■後半4分「勝負をつける」シュートが決まる
だが、ピッチ上の選手たちは最後まで戦い続けた。通常、延長戦前はベンチ前で過ごさなければならないが、オーストリア人のフランツ・ベーラー主審は、そんなに頭の固い人ではなかった。90分間が終わると両チームにロッカールームに戻ることを許し、両チームは新しいユニホームに着替えて元気よく延長戦のピッチに散った。
そして、その後半4分、勝負をつけるシュートが決まる。
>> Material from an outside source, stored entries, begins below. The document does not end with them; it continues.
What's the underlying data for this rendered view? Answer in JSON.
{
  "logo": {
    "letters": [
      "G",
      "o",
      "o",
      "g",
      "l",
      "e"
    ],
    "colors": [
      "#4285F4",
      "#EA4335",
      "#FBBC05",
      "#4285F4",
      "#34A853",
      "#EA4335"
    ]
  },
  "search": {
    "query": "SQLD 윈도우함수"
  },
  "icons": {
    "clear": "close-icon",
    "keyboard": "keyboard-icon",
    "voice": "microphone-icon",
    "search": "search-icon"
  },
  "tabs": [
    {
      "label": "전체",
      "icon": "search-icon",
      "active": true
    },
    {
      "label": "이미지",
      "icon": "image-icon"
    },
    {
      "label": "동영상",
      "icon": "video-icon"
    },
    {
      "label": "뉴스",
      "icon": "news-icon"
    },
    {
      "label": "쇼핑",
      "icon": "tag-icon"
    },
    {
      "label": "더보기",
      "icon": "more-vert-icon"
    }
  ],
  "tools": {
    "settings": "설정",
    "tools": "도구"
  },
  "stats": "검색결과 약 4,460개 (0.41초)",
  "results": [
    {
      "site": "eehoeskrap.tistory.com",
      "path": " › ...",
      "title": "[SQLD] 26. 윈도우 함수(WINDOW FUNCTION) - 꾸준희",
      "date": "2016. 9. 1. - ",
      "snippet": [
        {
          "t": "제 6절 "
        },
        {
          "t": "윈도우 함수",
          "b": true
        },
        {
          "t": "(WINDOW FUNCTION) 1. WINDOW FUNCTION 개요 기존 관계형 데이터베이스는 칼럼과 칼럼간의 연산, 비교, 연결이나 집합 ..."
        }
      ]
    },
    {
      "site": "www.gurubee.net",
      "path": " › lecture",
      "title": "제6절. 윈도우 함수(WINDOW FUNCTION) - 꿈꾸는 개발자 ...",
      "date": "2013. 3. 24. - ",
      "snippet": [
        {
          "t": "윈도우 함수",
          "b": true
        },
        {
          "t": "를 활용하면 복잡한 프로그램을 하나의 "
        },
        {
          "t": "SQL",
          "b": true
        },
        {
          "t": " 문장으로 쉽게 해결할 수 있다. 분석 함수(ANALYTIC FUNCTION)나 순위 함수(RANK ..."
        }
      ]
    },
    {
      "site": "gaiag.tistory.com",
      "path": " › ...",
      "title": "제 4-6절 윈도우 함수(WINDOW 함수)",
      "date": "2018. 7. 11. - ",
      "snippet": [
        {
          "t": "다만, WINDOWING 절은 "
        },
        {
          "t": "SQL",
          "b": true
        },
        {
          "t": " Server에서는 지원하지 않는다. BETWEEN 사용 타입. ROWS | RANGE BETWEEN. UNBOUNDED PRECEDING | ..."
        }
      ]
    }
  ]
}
自陣の左でボールを持ったポルトのMFアントニオ・ソウザがこの試合では希有と言っていい軽やかなステップワークを見せ、泥沼の中、ペニャロールの2選手を抜き、左足でペニャロールDFラインの背後にパスを送る。最初に追いついたのは、ペニャロールのDFマルセロ・ロッティだった。だが処理しようとした瞬間にボールがぬかるみに止まった。そこにポルトのマジェールが迫り、ボールをつついて前に出し、ロッティと入れ替わって前に進んで右足で浮き球でシュートを放った。
ボールは前進していたペニャロールGKエドゥアルド・ペレイラの頭上を越え、ゴール前に落ちる。そこが泥沼なら、ボールは止まっただろう。しかし奇跡的に、そこはまだ泥沼化していない白雪の上だった。その雪の上をボールがコロコロと転がり、ゴール内に入った。いったんはボールが止まるのではないかとボールを追おうとしたペレイラだったが、雪の上で転がるのを見てあきらめた。